Inmates also incur fees for medical services: nurse’s visit, $3; physician’s visit, $5; dentist’s visit, $5; medications, $3. Participation in the group sexual offender class costs $15.
Inmates are charged a document fee and notary fees. A haircut costs $16, a beard trim $8. There are indigent services fees.
The relative told the Courier the jail was so cold, the inmate shivered through his first night. The next day, the relative deposited money into the inmate’s account for thermal shirts. Another inmate, who had been released about six years earlier, told the Courier the main thing he remembered was how perpetually cold the jail was.
Pike County Commissioner’s Chair Matt Osterberg told the Courier he planned to invite all media to schedule a visitation at the jail. The facility is going to receive an award, which will be announced in the next few weeks.

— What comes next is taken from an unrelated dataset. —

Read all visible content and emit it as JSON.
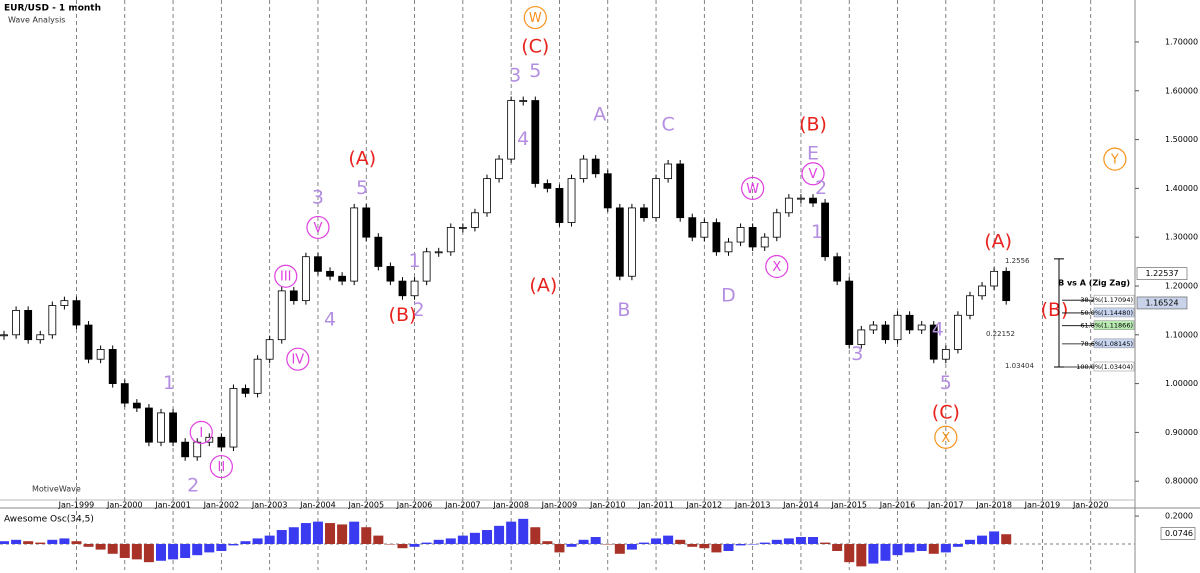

Osterberg’s communications director, Krista Gromalski, wrote in an email that the policy language regarding housing costs was updated at the Aug. 26 Pike County Prison Board meeting.
“All members of the prison board voted unanimously to adopt the new fiscal responsibility program,” she wrote in an email. Board members include the three county commissioners, Judge Gregory H. Chelak, District Attorney Ray Tonkin, prison board solicitor Thomas Farley, and Sheriff Kerry Walsh, who serves as board president.
Paul Wright, director of the Human Rights Defense Center and editor of the Prison Legal News, said the new policy is part of a trend.
“For the past 30 years jurisdictions around the country have sought to shift the massive costs of policing onto the backs of the policed,” he said in an email. “Charging a ‘cost of incarceration’ is one attempt at doing so. However, I am not aware of any jurisdictions where they bring in anything close to the amount of covering the cost of prisons and jails, instead they serve to further impoverish and immiserate the poor. “These laws also have significant due process problems to the extent they seek to take money from people too poor to afford bail, who are imprisoned before they have been convicted of a crime. Lawsuits in different parts of the country have successfully challenged these laws to the extent they are used against people accused, but not convicted, of a crime.”